Dans le même temps, il est nécessaire de continuer à se rappeler que le contrôle d'un seul bit dans ce caractère aléatoire vous permet de tricher, en réduisant et en augmentant les probabilités de moitié, donc un PVRB honnête est l'élément le plus important de tels protocoles.

Où trouver le bon aléatoire ?

En théorie, une sélection aléatoire équitable dans les réseaux décentralisés garantit que presque tous les protocoles sont protégés contre la collusion. La logique est assez simple : si le réseau s'accorde sur un seul bit 0 ou 1 et que moins de la moitié des participants sont malhonnêtes, alors, avec suffisamment d'itérations, le réseau est assuré d'atteindre un consensus sur ce bit avec une probabilité fixe. Tout simplement parce qu’un tirage au sort honnête sélectionnera 51 participants sur 100 dans 51 % des cas. Mais c'est en théorie, parce que... dans les réseaux réels, pour assurer un tel niveau de sécurité que dans les articles, de nombreux messages entre hôtes, une cryptographie multi-passes complexe sont nécessaires, et toute complication du protocole ajoute immédiatement de nouveaux vecteurs d'attaque.
C'est pourquoi nous ne voyons pas encore de PVRB résistant et éprouvé dans les blockchains, qui aurait été utilisé pendant suffisamment de temps pour être testé par des applications réelles, de multiples audits, des charges et, bien sûr, de véritables attaques, sans lesquelles il est difficile d'appeler un PVRB. produit vraiment sûr.
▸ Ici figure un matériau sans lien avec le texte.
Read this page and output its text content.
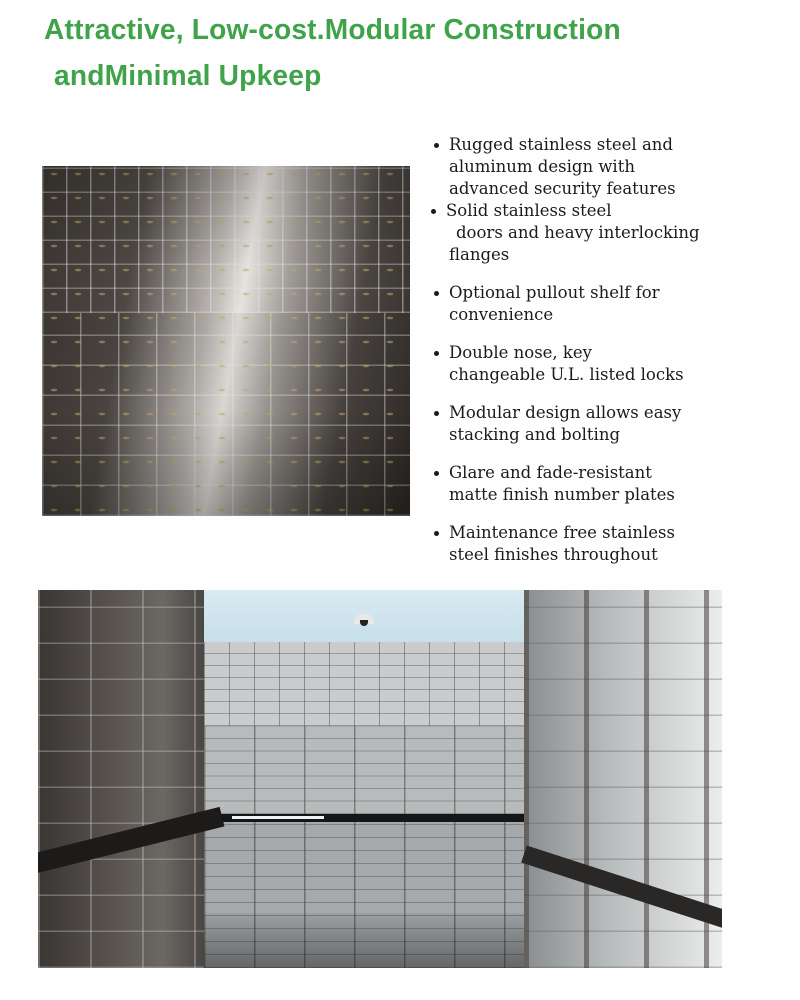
Attractive, Low-cost.Modular Construction
andMinimal Upkeep
Rugged stainless steel and
aluminum design with
advanced security features
Solid stainless steel
doors and heavy interlocking
flanges
Optional pullout shelf for
convenience
Double nose, key
changeable U.L. listed locks
Modular design allows easy
stacking and bolting
Glare and fade-resistant
matte finish number plates
Maintenance free stainless
steel finishes throughout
Cependant, il existe plusieurs approches prometteuses, elles diffèrent sur de nombreux détails, et l'une d'entre elles résoudra certainement le problème. Avec les ressources informatiques modernes, la théorie cryptographique peut être intelligemment traduite en applications pratiques. À l'avenir, nous serons heureux de parler des implémentations de PVRB : il y en a maintenant plusieurs, chacune a son propre ensemble de propriétés importantes et de fonctionnalités d'implémentation, et derrière chacune se cache une bonne idée. Il n'y a pas beaucoup d'équipes impliquées dans la randomisation et l'expérience de chacune d'entre elles est extrêmement importante pour tous les autres. Nous espérons que nos informations permettront à d'autres équipes d'avancer plus rapidement, en tenant compte de l'expérience de leurs prédécesseurs.